En bref:
- Le contrat L&F avec Tesla est passé de ~2,9 Md$ à ~7 386 $, signe d’un effondrement de la demande prévue pour les cellules 4680 internes.
- Le 4680 “dry” n’a pas été industrialisé à grande échelle (verrou du dry electrode) et dépend fortement des volumes du Cybertruck, aujourd’hui décevants.
- Conséquence: Tesla devra probablement s’appuyer sur des 46xx fournisseurs et la chimie LFP pour viser des modèles abordables, repoussant la promesse d’une Tesla à 25 000 $.
L’onde de choc est considérable dans l’écosystème batterie: le coréen L&F a ramené à… 7 386 dollars la valeur d’un accord de fourniture de cathodes haute teneur en nickel initialement évalué à 2,9 milliards. Un effondrement de plus de 99 % qui jette une lumière crue sur la réalité du programme 4680 de Tesla, cinq ans après les promesses de “Battery Day”.

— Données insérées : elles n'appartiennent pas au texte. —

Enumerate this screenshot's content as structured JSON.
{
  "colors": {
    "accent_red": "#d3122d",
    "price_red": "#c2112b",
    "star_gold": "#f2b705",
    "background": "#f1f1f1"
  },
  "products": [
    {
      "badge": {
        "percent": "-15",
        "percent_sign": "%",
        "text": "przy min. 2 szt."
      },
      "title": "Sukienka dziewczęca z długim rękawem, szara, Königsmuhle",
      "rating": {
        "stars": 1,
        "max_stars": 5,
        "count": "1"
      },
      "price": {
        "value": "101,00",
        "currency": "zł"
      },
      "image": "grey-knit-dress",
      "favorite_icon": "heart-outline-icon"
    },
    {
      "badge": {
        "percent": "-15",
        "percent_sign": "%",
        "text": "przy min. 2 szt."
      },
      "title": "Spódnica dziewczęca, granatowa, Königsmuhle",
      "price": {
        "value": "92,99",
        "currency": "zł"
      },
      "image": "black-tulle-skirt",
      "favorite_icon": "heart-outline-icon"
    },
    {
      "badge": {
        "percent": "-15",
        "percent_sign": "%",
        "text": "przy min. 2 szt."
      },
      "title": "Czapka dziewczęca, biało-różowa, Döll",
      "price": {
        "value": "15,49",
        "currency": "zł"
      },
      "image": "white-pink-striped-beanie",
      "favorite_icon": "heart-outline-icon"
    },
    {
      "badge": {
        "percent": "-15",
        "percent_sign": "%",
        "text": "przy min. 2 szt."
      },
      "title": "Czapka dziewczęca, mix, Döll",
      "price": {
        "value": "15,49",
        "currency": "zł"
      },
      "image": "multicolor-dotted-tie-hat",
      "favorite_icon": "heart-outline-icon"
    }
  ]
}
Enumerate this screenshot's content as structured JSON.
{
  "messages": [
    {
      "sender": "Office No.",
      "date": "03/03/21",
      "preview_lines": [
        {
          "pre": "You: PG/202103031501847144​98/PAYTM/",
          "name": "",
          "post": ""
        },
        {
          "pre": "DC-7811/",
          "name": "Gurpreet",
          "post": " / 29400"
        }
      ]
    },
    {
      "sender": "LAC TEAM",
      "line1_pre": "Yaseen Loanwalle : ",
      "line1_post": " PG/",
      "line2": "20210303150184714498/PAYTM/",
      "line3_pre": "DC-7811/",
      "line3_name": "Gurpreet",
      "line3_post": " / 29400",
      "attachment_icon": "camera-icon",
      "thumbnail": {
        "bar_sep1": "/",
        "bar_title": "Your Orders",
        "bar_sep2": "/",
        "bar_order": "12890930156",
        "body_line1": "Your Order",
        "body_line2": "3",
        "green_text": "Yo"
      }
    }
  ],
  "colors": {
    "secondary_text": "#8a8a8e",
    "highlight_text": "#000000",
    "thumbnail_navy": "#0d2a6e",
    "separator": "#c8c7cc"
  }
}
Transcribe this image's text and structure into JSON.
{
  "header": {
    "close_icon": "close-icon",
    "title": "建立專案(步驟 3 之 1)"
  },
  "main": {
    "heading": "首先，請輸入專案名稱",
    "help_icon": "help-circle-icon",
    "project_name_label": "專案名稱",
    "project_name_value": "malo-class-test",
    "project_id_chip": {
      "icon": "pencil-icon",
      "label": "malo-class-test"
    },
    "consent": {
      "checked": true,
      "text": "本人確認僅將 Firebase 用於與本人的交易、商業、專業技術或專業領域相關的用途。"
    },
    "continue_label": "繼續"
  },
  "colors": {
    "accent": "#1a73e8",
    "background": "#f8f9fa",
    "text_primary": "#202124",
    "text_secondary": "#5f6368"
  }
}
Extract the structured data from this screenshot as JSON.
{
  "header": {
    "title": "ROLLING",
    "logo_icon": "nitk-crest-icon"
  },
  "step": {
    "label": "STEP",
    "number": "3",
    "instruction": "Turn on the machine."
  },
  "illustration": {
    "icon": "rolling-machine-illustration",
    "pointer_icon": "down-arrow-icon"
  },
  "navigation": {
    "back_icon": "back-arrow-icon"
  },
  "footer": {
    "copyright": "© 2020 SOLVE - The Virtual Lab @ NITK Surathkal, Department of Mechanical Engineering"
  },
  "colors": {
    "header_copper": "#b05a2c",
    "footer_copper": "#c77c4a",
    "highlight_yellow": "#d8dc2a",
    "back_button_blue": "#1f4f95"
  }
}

Au-delà du coup d’arrêt, une question centrale s’impose: sans 4680 compétitif et abondant, Tesla peut‑il encore tenir la promesse d’une voiture électrique réellement abordable face à la pression chinoise sur les coûts ?
Ce qui s’est passé
- L&F (Corée du Sud), fournisseur de matériaux de cathode Ni‑riche, a indiqué dans un dépôt réglementaire que son contrat 2023 avec Tesla (livraisons 2024–2025) est révisé de ~2,9 Md$ à 7 386 $ (ou ~9,73 M KRW), invoquant un “changement de quantité fournie” (dépôt relayé par Reuters, Bloomberg, Electrek).
- Les matériaux visaient les cellules 4680 internes de Tesla. Or, à ce jour, le seul véhicule en production s’appuyant sur ces cellules Tesla est le Cybertruck.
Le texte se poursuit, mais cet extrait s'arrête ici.